About 1.3 million households will receive $100 Community Development Council (CDC) vouchers that can be used at participating heartland shops and hawker centres. Eligible Singaporean households in Housing Board flats will also receive rebates to offset between 1½ and 3½ months of S&CC over the year.
About 1.4 million lower-income Singaporeans will get an additional GST Voucher – Cash Special Payment of $200 in June, on top of the regular GST Voucher cash payout. About 950,000 households will also get additional utilities rebates of between $120 and $200 under the GST Voucher — U-Save Special Payment that will be credited in April and July.
This means they will receive 1½ times their usual annual rebate. Singaporean children below the age of 21 will get a $200 top-up to their Child Development Account, Edusave account, or Post-Secondary Education Account.

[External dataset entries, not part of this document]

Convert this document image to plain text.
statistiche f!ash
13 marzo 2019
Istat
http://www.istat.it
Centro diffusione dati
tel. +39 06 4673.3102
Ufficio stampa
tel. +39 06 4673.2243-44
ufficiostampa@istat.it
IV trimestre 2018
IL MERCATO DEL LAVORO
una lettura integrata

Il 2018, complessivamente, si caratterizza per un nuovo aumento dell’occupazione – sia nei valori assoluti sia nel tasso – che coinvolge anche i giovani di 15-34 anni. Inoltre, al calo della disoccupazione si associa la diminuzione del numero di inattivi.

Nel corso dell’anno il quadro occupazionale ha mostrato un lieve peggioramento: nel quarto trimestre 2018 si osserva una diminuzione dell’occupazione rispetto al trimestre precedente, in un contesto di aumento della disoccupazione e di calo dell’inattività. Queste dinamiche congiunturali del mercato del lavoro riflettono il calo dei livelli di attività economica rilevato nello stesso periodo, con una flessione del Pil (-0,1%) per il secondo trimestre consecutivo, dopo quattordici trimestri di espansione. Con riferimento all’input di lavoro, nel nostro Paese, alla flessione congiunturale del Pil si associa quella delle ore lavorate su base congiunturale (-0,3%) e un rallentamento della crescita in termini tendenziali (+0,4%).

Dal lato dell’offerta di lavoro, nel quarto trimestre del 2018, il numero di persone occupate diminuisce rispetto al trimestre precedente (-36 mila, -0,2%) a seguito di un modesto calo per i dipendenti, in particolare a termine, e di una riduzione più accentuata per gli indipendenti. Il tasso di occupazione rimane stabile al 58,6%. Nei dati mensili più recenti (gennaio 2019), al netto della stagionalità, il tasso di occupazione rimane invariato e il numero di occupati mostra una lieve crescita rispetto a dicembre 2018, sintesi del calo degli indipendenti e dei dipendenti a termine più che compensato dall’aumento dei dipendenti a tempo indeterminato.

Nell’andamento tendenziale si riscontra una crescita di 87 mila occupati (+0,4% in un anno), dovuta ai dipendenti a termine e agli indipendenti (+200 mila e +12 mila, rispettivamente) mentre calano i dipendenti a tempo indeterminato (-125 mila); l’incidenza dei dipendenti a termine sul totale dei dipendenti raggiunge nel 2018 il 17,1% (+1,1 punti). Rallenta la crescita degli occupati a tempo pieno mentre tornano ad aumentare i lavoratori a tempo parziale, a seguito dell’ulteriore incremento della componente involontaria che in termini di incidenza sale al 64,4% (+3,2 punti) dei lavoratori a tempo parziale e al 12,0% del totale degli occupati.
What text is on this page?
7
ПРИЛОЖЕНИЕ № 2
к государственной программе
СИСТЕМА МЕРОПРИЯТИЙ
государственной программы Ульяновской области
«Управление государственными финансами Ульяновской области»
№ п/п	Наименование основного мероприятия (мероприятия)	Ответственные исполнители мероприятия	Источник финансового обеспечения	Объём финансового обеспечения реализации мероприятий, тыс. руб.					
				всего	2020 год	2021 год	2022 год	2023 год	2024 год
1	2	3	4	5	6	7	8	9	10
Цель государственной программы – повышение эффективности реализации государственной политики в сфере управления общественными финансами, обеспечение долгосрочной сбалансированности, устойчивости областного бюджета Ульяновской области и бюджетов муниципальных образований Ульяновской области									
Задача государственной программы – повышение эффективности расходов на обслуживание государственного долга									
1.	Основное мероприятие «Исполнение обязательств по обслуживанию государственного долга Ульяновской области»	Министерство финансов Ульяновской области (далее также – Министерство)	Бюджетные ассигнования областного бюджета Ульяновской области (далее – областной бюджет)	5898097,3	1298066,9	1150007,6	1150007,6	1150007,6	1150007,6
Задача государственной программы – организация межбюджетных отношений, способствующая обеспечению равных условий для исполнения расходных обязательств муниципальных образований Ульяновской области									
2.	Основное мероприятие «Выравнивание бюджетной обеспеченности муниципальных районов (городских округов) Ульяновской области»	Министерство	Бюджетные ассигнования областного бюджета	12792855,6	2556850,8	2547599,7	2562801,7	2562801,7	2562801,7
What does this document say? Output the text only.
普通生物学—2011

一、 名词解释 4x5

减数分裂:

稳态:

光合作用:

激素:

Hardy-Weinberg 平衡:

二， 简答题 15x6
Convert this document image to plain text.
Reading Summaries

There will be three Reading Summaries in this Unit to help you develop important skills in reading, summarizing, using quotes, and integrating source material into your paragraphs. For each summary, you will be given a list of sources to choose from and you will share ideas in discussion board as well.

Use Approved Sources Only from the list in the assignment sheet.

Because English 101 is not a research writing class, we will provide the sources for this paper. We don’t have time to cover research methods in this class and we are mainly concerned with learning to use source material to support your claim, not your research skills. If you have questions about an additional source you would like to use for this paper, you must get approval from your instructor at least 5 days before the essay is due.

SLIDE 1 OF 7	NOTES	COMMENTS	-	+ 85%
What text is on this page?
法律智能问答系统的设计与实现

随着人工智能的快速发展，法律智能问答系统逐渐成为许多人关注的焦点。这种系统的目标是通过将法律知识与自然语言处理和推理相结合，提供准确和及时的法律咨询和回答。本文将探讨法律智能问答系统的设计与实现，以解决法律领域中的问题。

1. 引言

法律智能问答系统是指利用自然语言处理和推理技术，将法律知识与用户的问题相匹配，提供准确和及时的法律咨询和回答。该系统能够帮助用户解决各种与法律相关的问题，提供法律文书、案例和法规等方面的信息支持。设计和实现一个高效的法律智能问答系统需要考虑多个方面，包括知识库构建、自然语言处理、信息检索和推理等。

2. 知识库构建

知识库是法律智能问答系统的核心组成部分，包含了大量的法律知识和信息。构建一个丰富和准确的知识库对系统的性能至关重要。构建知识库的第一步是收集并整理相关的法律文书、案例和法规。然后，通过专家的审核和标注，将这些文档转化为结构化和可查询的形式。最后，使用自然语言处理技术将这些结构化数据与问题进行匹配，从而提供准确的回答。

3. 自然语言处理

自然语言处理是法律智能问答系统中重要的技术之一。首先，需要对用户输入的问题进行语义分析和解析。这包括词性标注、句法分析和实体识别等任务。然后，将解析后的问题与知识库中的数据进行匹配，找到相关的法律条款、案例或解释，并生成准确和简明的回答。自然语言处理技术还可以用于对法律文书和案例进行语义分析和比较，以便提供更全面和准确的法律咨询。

This will benefit about 780,000 children.
4. Cheaper electric vehicles, more charging points
Singapore budget 2021 will more than double its targeted number of charging points for electric vehicles in the next decade.
It will deploy 60,000 charging points at public carparks and private premises by 2030, up from the previous target of 28,000.
Heng on Tuesday said $30 million will be set aside over the next five years for initiatives related to electric vehicles, like measures to increase the number of chargers at private properties.
To further encourage the early adoption of electric cars, there will also be a lower cost difference between electric cars and internal combustion engine (ICE) cars.
The minimum Additional Registration Fee (ARF) for electric cars will be lowered to zero from January 2022 to December 2023.
Currently, all car buyers have to pay at least $5,000 in ARF, regardless of the tax rebate a car is entitled to.
5. GST rate increase will not happen in 2021
Impending GST rate increase
To finance the recurrent spending needs, the Goods and Services Tax (GST) rate increase from 7% to 9% will not be raised in Singapore budget 2021. The move to increase our GST rate will be made between 2022 to 2025. This will help to meet our rising recurring needs such as healthcare.
To help Singaporeans ease into the impending GST rate increase, the Government has set aside $6 billion for an Assurance Package. The package will delay the effect of the GST rate increase for Singaporean households by at least five years, with even more support provided for lower income households.
GST on imported low-value goods
Currently, low-value goods imported via air or post are not subject to GST. However, Singapore will extend GST to imported low-value goods with effect from 1 January 2023. This will help to ensure a level playing field for local businesses and overseas suppliers.
Government will issue new bonds to finance major, long-term infrastructure
The Government intends to issue new bonds under a Significant Infrastructure Government Loan Act (SINGA) to help finance major long-term infrastructure, such as MRT lines and tidal walls. This also allows us to maximise the current low-interest rate environment.
There will be a limit of $90 billion for borrowing under SINGA, based on the expected project pipeline.